On Sunday night’s Last Week Tonight, in addition to pouring one out for poor ol’ Jeb “Please Clap” Bush—aka “the side of plain white rice nobody ordered”—host John Oliver aired a brilliant four-minute “How Is This Still a Thing?” segment on Hollywood whitewashing. It’s pegged, of course, to this coming Sunday’s 88th annual Academy Awards, a ceremony mired in #OscarsSoWhite controversy for acknowledging the accomplishments of only white actors for the second straight year.
After calling this year’s nominees “whiter than a Yeti in a snowstorm fighting Tilda Swinton,” Oliver and Co. took aim at the counterclaim that “Hollywood just doesn’t provide enough good roles” for non-white actors. Well, that’s because when there are roles for people of color, they’re usually still played by white actors. “That’s right—Jake Gyllenhaal, a white American with a Swedish last name, was cast to play the Prince of Persia from, you know, Persia,” uttered the voiceover. “And he’s far from alone. Just last year, Emma Stone played the half-Asian Allison Ng in Aloha. Apparently, ‘aloha’ means ‘hello,’ ‘goodbye,’ and ‘you’ve got to be fucking kidding me.’”
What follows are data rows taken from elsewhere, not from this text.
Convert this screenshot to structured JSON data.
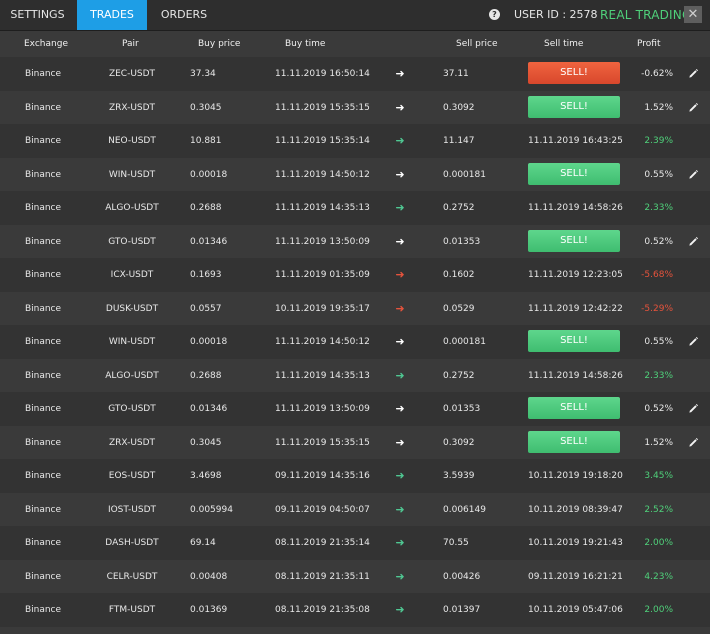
{
  "tabs": [
    {
      "label": "SETTINGS"
    },
    {
      "label": "TRADES"
    },
    {
      "label": "ORDERS"
    }
  ],
  "header": {
    "user_id": "USER ID : 2578",
    "mode": "REAL TRADING",
    "help_icon": "?",
    "close_icon": "✕"
  },
  "columns": {
    "exchange": "Exchange",
    "pair": "Pair",
    "buy_price": "Buy price",
    "buy_time": "Buy time",
    "sell_price": "Sell price",
    "sell_time": "Sell time",
    "profit": "Profit"
  },
  "sell_label": "SELL!",
  "colors": {
    "accent": "#1e9ee6",
    "profit_positive": "#4fd07a",
    "profit_negative": "#e5533c"
  },
  "trades": [
    {
      "exchange": "Binance",
      "pair": "ZEC-USDT",
      "buy_price": "37.34",
      "buy_time": "11.11.2019 16:50:14",
      "sell_price": "37.11",
      "sell_time": "",
      "profit": "-0.62%",
      "open": true,
      "button": "red",
      "arrow": "white",
      "profit_color": "white"
    },
    {
      "exchange": "Binance",
      "pair": "ZRX-USDT",
      "buy_price": "0.3045",
      "buy_time": "11.11.2019 15:35:15",
      "sell_price": "0.3092",
      "sell_time": "",
      "profit": "1.52%",
      "open": true,
      "button": "green",
      "arrow": "white",
      "profit_color": "white"
    },
    {
      "exchange": "Binance",
      "pair": "NEO-USDT",
      "buy_price": "10.881",
      "buy_time": "11.11.2019 15:35:14",
      "sell_price": "11.147",
      "sell_time": "11.11.2019 16:43:25",
      "profit": "2.39%",
      "open": false,
      "arrow": "green",
      "profit_color": "green"
    },
    {
      "exchange": "Binance",
      "pair": "WIN-USDT",
      "buy_price": "0.00018",
      "buy_time": "11.11.2019 14:50:12",
      "sell_price": "0.000181",
      "sell_time": "",
      "profit": "0.55%",
      "open": true,
      "button": "green",
      "arrow": "white",
      "profit_color": "white"
    },
    {
      "exchange": "Binance",
      "pair": "ALGO-USDT",
      "buy_price": "0.2688",
      "buy_time": "11.11.2019 14:35:13",
      "sell_price": "0.2752",
      "sell_time": "11.11.2019 14:58:26",
      "profit": "2.33%",
      "open": false,
      "arrow": "green",
      "profit_color": "green"
    },
    {
      "exchange": "Binance",
      "pair": "GTO-USDT",
      "buy_price": "0.01346",
      "buy_time": "11.11.2019 13:50:09",
      "sell_price": "0.01353",
      "sell_time": "",
      "profit": "0.52%",
      "open": true,
      "button": "green",
      "arrow": "white",
      "profit_color": "white"
    },
    {
      "exchange": "Binance",
      "pair": "ICX-USDT",
      "buy_price": "0.1693",
      "buy_time": "11.11.2019 01:35:09",
      "sell_price": "0.1602",
      "sell_time": "11.11.2019 12:23:05",
      "profit": "-5.68%",
      "open": false,
      "arrow": "red",
      "profit_color": "red"
    },
    {
      "exchange": "Binance",
      "pair": "DUSK-USDT",
      "buy_price": "0.0557",
      "buy_time": "10.11.2019 19:35:17",
      "sell_price": "0.0529",
      "sell_time": "11.11.2019 12:42:22",
      "profit": "-5.29%",
      "open": false,
      "arrow": "red",
      "profit_color": "red"
    },
    {
      "exchange": "Binance",
      "pair": "WIN-USDT",
      "buy_price": "0.00018",
      "buy_time": "11.11.2019 14:50:12",
      "sell_price": "0.000181",
      "sell_time": "",
      "profit": "0.55%",
      "open": true,
      "button": "green",
      "arrow": "white",
      "profit_color": "white"
    },
    {
      "exchange": "Binance",
      "pair": "ALGO-USDT",
      "buy_price": "0.2688",
      "buy_time": "11.11.2019 14:35:13",
      "sell_price": "0.2752",
      "sell_time": "11.11.2019 14:58:26",
      "profit": "2.33%",
      "open": false,
      "arrow": "green",
      "profit_color": "green"
    },
    {
      "exchange": "Binance",
      "pair": "GTO-USDT",
      "buy_price": "0.01346",
      "buy_time": "11.11.2019 13:50:09",
      "sell_price": "0.01353",
      "sell_time": "",
      "profit": "0.52%",
      "open": true,
      "button": "green",
      "arrow": "white",
      "profit_color": "white"
    },
    {
      "exchange": "Binance",
      "pair": "ZRX-USDT",
      "buy_price": "0.3045",
      "buy_time": "11.11.2019 15:35:15",
      "sell_price": "0.3092",
      "sell_time": "",
      "profit": "1.52%",
      "open": true,
      "button": "green",
      "arrow": "white",
      "profit_color": "white"
    },
    {
      "exchange": "Binance",
      "pair": "EOS-USDT",
      "buy_price": "3.4698",
      "buy_time": "09.11.2019 14:35:16",
      "sell_price": "3.5939",
      "sell_time": "10.11.2019 19:18:20",
      "profit": "3.45%",
      "open": false,
      "arrow": "green",
      "profit_color": "green"
    },
    {
      "exchange": "Binance",
      "pair": "IOST-USDT",
      "buy_price": "0.005994",
      "buy_time": "09.11.2019 04:50:07",
      "sell_price": "0.006149",
      "sell_time": "10.11.2019 08:39:47",
      "profit": "2.52%",
      "open": false,
      "arrow": "green",
      "profit_color": "green"
    },
    {
      "exchange": "Binance",
      "pair": "DASH-USDT",
      "buy_price": "69.14",
      "buy_time": "08.11.2019 21:35:14",
      "sell_price": "70.55",
      "sell_time": "10.11.2019 19:21:43",
      "profit": "2.00%",
      "open": false,
      "arrow": "green",
      "profit_color": "green"
    },
    {
      "exchange": "Binance",
      "pair": "CELR-USDT",
      "buy_price": "0.00408",
      "buy_time": "08.11.2019 21:35:11",
      "sell_price": "0.00426",
      "sell_time": "09.11.2019 16:21:21",
      "profit": "4.23%",
      "open": false,
      "arrow": "green",
      "profit_color": "green"
    },
    {
      "exchange": "Binance",
      "pair": "FTM-USDT",
      "buy_price": "0.01369",
      "buy_time": "08.11.2019 21:35:08",
      "sell_price": "0.01397",
      "sell_time": "10.11.2019 05:47:06",
      "profit": "2.00%",
      "open": false,
      "arrow": "green",
      "profit_color": "green"
    }
  ]
}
This disturbing practice is nothing new, of course. “White actors have taken roles designed for every ethnicity throughout Hollywood history, from John Wayne as Genghis Khan in The Conqueror, to the non-Puerto Rican Natalie Wood as Maria in West Side Story, to the multiple instances of white actors playing Asian characters, from Marlon Brando to, of course, [Mickey Rooney in Breakfast at Tiffany’s]. It’s a performance The New York Times in 1961 actually praised as ‘broadly exotic.’ Seriously.”
“And maybe all of this would be less egregious if every time an actor of color took on a traditionally ‘white’ role, half the country didn’t go apeshit,” said the segment, before referencing the recent racist backlash against the casting of black stars in Star Wars: The Force Awakens, The Hunger Games films, and even the mere speculation that Idris Elba would play James Bond.